Baker House hopes changes lead to funding
Since last summer, when a teenage girl said she was raped inside the Ella J. Baker House by an employee, officials at the Dorchester community center have made it mandatory that all employees be trained to respond to reports of sexual assault and have forbidden workers with criminal backgrounds from being alone with youths who use the center.
The changes, the officials said yesterday, will help prevent such events and restore the reputation of the community center, which lost the financial support of public and private foundations after the allegations became public last August. The loss of funds forced the agency to lay off six full-time employees last week, including counselors, mentors, and a receptionist to close a $163,000 deficit.
Officials said they had added six members to the agency's board, including a former prosecutor and a retired city police officer. The nine-member board hopes the changes to the Baker House will persuade past contributors to donate again and rebuild the confidence the neighborhood once had in the center, which serves troubled teens and children who may be tempted to join gangs or otherwise turn to crime.
"We're trying to get it back on good financial footing," said Raffi Yessayan , one of the new members, and former chief of the gang unit at the Suffolk district attorney's office. "Right now part of it is letting the world know that the Baker House has cleaned its house and is getting its house back in order."

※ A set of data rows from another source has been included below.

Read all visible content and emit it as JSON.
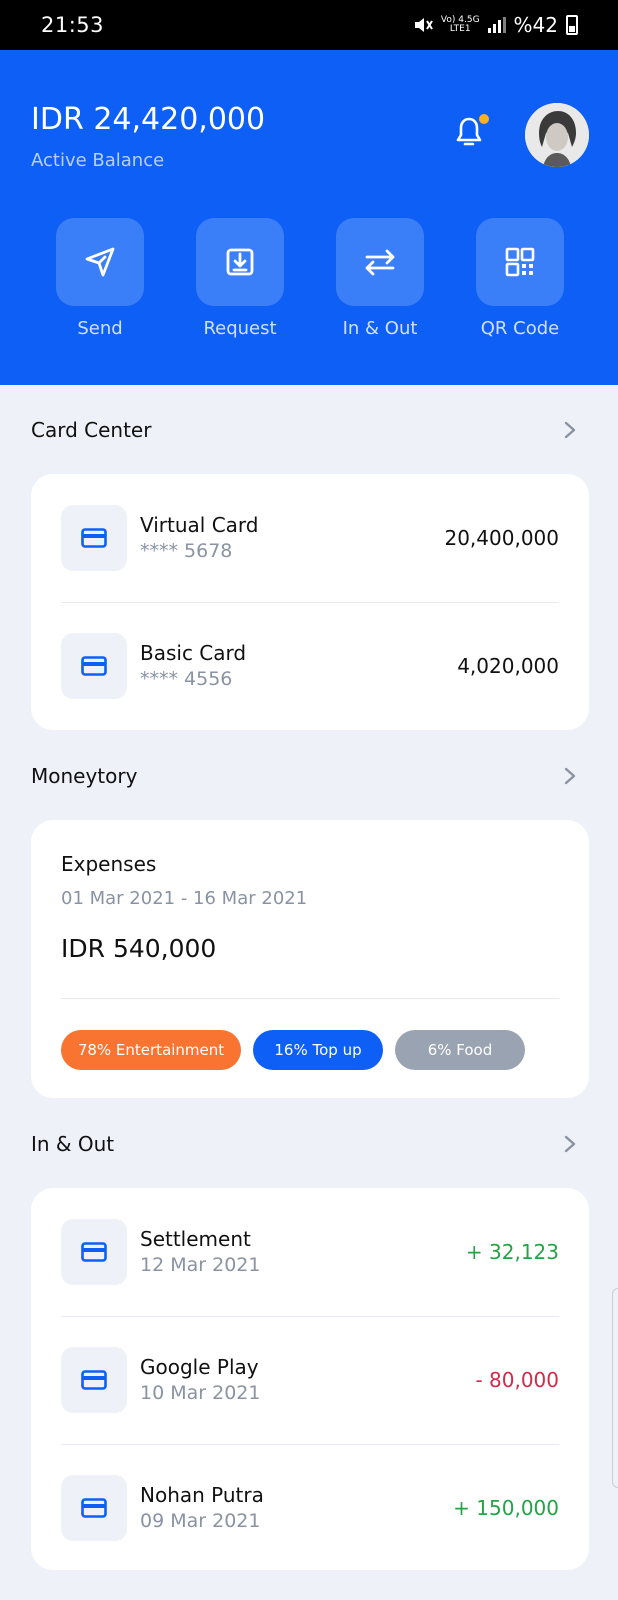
{
  "status_bar": {
    "time": "21:53",
    "network_top": "Vo) 4.5G",
    "network_bottom": "LTE1",
    "battery": "%42"
  },
  "header": {
    "balance": "IDR 24,420,000",
    "balance_label": "Active Balance",
    "actions": [
      {
        "label": "Send",
        "icon": "send-icon"
      },
      {
        "label": "Request",
        "icon": "download-icon"
      },
      {
        "label": "In & Out",
        "icon": "transfer-icon"
      },
      {
        "label": "QR Code",
        "icon": "qr-code-icon"
      }
    ]
  },
  "card_center": {
    "title": "Card Center",
    "cards": [
      {
        "name": "Virtual Card",
        "number": "**** 5678",
        "amount": "20,400,000"
      },
      {
        "name": "Basic Card",
        "number": "**** 4556",
        "amount": "4,020,000"
      }
    ]
  },
  "moneytory": {
    "title": "Moneytory",
    "expenses_label": "Expenses",
    "date_range": "01 Mar 2021 - 16 Mar 2021",
    "amount": "IDR 540,000",
    "pills": [
      {
        "label": "78% Entertainment",
        "color": "#f97331"
      },
      {
        "label": "16% Top up",
        "color": "#0e5ff6"
      },
      {
        "label": "6% Food",
        "color": "#9aa3b2"
      }
    ]
  },
  "in_out": {
    "title": "In & Out",
    "transactions": [
      {
        "name": "Settlement",
        "date": "12 Mar 2021",
        "amount": "+ 32,123",
        "type": "in"
      },
      {
        "name": "Google Play",
        "date": "10 Mar 2021",
        "amount": "- 80,000",
        "type": "out"
      },
      {
        "name": "Nohan Putra",
        "date": "09 Mar 2021",
        "amount": "+ 150,000",
        "type": "in"
      }
    ]
  },
  "colors": {
    "primary": "#0e5ff6",
    "positive": "#22a447",
    "negative": "#d22a4a",
    "background": "#eef1f8"
  }
}
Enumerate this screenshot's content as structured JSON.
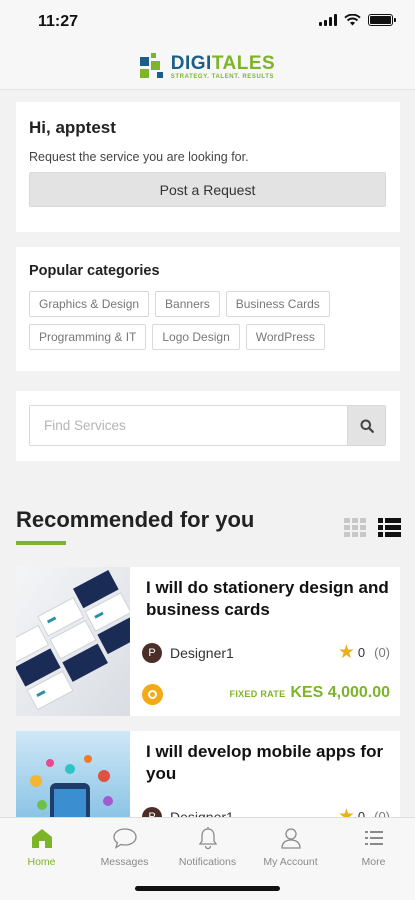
{
  "status_bar": {
    "time": "11:27"
  },
  "brand": {
    "name_part1": "DIGI",
    "name_part2": "TALES",
    "tagline": "STRATEGY. TALENT. RESULTS"
  },
  "greeting": {
    "title": "Hi, apptest",
    "subtitle": "Request the service you are looking for.",
    "button_label": "Post a Request"
  },
  "categories": {
    "title": "Popular categories",
    "items": [
      "Graphics & Design",
      "Banners",
      "Business Cards",
      "Programming & IT",
      "Logo Design",
      "WordPress"
    ]
  },
  "search": {
    "placeholder": "Find Services"
  },
  "recommended": {
    "title": "Recommended for you",
    "services": [
      {
        "title": "I will do stationery design and business cards",
        "seller_initial": "P",
        "seller": "Designer1",
        "rating": "0",
        "rating_count": "(0)",
        "rate_label": "FIXED RATE",
        "price": "KES 4,000.00"
      },
      {
        "title": "I will develop mobile apps for you",
        "seller_initial": "P",
        "seller": "Designer1",
        "rating": "0",
        "rating_count": "(0)"
      }
    ]
  },
  "tab_bar": {
    "items": [
      {
        "label": "Home",
        "icon": "home-icon",
        "active": true
      },
      {
        "label": "Messages",
        "icon": "chat-bubble-icon",
        "active": false
      },
      {
        "label": "Notifications",
        "icon": "bell-icon",
        "active": false
      },
      {
        "label": "My Account",
        "icon": "user-icon",
        "active": false
      },
      {
        "label": "More",
        "icon": "menu-list-icon",
        "active": false
      }
    ]
  },
  "colors": {
    "accent_green": "#7db428",
    "brand_blue": "#1c5e86",
    "star": "#e9b21b",
    "coin": "#f3a918"
  }
}
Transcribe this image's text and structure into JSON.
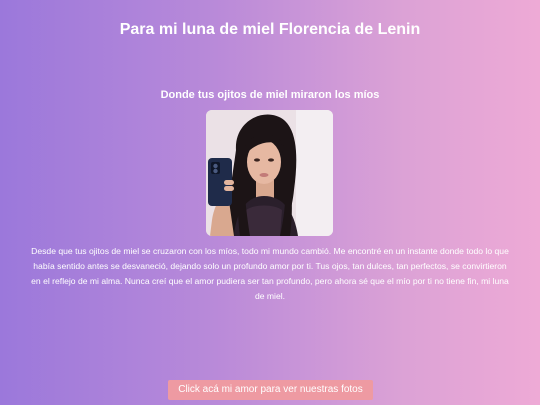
{
  "page": {
    "title": "Para mi luna de miel Florencia de Lenin",
    "subtitle": "Donde tus ojitos de miel miraron los míos",
    "photo_icon": "portrait-photo",
    "message": "Desde que tus ojitos de miel se cruzaron con los míos, todo mi mundo cambió. Me encontré en un instante donde todo lo que había sentido antes se desvaneció, dejando solo un profundo amor por ti. Tus ojos, tan dulces, tan perfectos, se convirtieron en el reflejo de mi alma. Nunca creí que el amor pudiera ser tan profundo, pero ahora sé que el mío por ti no tiene fin, mi luna de miel.",
    "button_label": "Click acá mi amor para ver nuestras fotos"
  },
  "colors": {
    "gradient_start": "#9b78db",
    "gradient_end": "#eeaad6",
    "button_bg": "#ee9aa2",
    "text": "#ffffff"
  }
}
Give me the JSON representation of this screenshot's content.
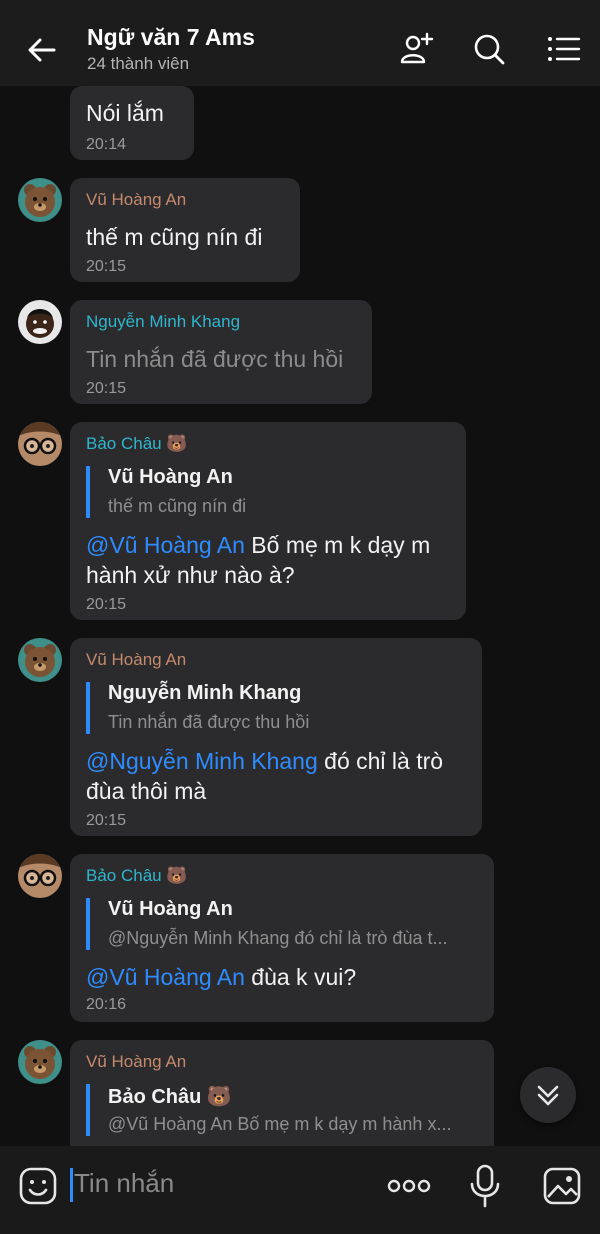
{
  "header": {
    "title": "Ngữ văn 7 Ams",
    "subtitle": "24 thành viên",
    "icons": [
      "back-arrow-icon",
      "add-member-icon",
      "search-icon",
      "menu-icon"
    ]
  },
  "messages": [
    {
      "text": "Nói lắm",
      "time": "20:14"
    },
    {
      "sender": "Vũ Hoàng An",
      "text": "thế m cũng nín đi",
      "time": "20:15"
    },
    {
      "sender": "Nguyễn Minh Khang",
      "text": "Tin nhắn đã được thu hồi",
      "time": "20:15"
    },
    {
      "sender": "Bảo Châu 🐻",
      "quote": {
        "name": "Vũ Hoàng An",
        "text": "thế m cũng nín đi"
      },
      "mention": "@Vũ Hoàng An",
      "text_line1": " Bố mẹ m k dạy m",
      "text_line2": "hành xử như nào à?",
      "time": "20:15"
    },
    {
      "sender": "Vũ Hoàng An",
      "quote": {
        "name": "Nguyễn Minh Khang",
        "text": "Tin nhắn đã được thu hồi"
      },
      "mention": "@Nguyễn Minh Khang",
      "text_line1": " đó chỉ là trò",
      "text_line2": "đùa thôi mà",
      "time": "20:15"
    },
    {
      "sender": "Bảo Châu 🐻",
      "quote": {
        "name": "Vũ Hoàng An",
        "text": "@Nguyễn Minh Khang đó chỉ là trò đùa t..."
      },
      "mention": "@Vũ Hoàng An",
      "text_line1": " đùa k vui?",
      "time": "20:16"
    },
    {
      "sender": "Vũ Hoàng An",
      "quote": {
        "name": "Bảo Châu 🐻",
        "text": "@Vũ Hoàng An Bố mẹ m k dạy m hành x..."
      }
    }
  ],
  "input": {
    "placeholder": "Tin nhắn"
  },
  "colors": {
    "accent": "#2f8cff",
    "bubble": "#2b2b2d",
    "background": "#101010",
    "sender_brown": "#c58a6e",
    "sender_cyan": "#2eb6cf"
  }
}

The changes are the result of a December 2006 report by an independent panel that reviewed the charity's operations in the wake of the allegations brought by a 17-year-old girl who was receiving mentoring at the Baker House. The girl told state social workers that an employee, Derrick Patrick , 32, repeatedly paid her for sex in 2005 and in January 2006, and sexually assaulted her in a Baker House bathroom after she refused to have sex with him.
She also said that when she told the Rev. Eugene Rivers, founder of the house, about the events he aggressively questioned her account and officials at the house asked her to reenact the alleged rape. Hospital workers who examined the girl later reported the allegations to police.
Patrick, who has been charged with rape, has denied the allegations. A police report obtained by the Globe last year indicated that a DNA test did not link him to the girl.
The events led Rivers to relinquish management of the Baker House, though he still sits on its board, and the center's contract with the Department of Youth Services , which once referred troubled children to the agency, was not renewed. The United Way and the Hyams Foundation , which had pledged grants to Baker House, withheld their funding after the allegations surfaced. Rivers could not be reached for comment yesterday.
Now, Baker House officials are sending letters to the organizations, informing them of the changes and asking state agencies for their support, said Matthew J. Machera , former chief of the Suffolk district attorney's office 's State Street Initiatives. He became chairman of the board last December. He said he hopes to restore enough funding to rehire the employees the board laid off last week.
"I want people to know that the Baker House is not in trouble," Machera said. "Most importantly, I want funders to know that the Baker House is extremely stable."
Workers at the agency now know that they must immediately contact police if a youth has reported being sexually assaulted, he said.
"The way that entire situation was handled before will never happen again," Machera said. "A lot of what happened was folks not knowing their responsibility under the law."
The panel was also critical of the former board, saying it was too small, insular, and detached from the operations of the center. The board met sporadically over a period of years, according to the report.
In the last three months, officials have added board members knowledgeable in business, including Michael Mullen , vice president of operations at Tremont Credit Union . A teacher, a Dorchester real estate agent, and a New York-based entrepreneur and musician also sit on the board, which has been receiving advice from Executive Services Corps of New England , an agency that offers management consulting to nonprofit groups.
The board has been meeting once a month, Yessayan said. He said it does not plan to remove a program Rivers introduced that allowed men with criminal backgrounds to serve as mentors to youths at the center.
Patrick had been convicted for armed robbery and assault and battery.
"These guys that were ex-offenders had turned their lives around and say, 'Don't do what I did,' " he said. "They had street credibility."
But he said the program needs safeguards. Since last year, mentors with criminal histories have not been with a youth unless another employee with no criminal record is present.
Joseph Leavey , president of the Boston nonprofit Communities for People , one of the leaders of the independent panel that recommended the changes , praised the moves.
"I think the place is really coming along," he said.
As summer approaches, and with it the threat of more violence, keeping the Baker House open is crucial, Leavey said.
"It's just so wild in Boston right now, you really don't want to shut off a service that's so vital," he said. "We've got to shore it up, and we got to get them involved."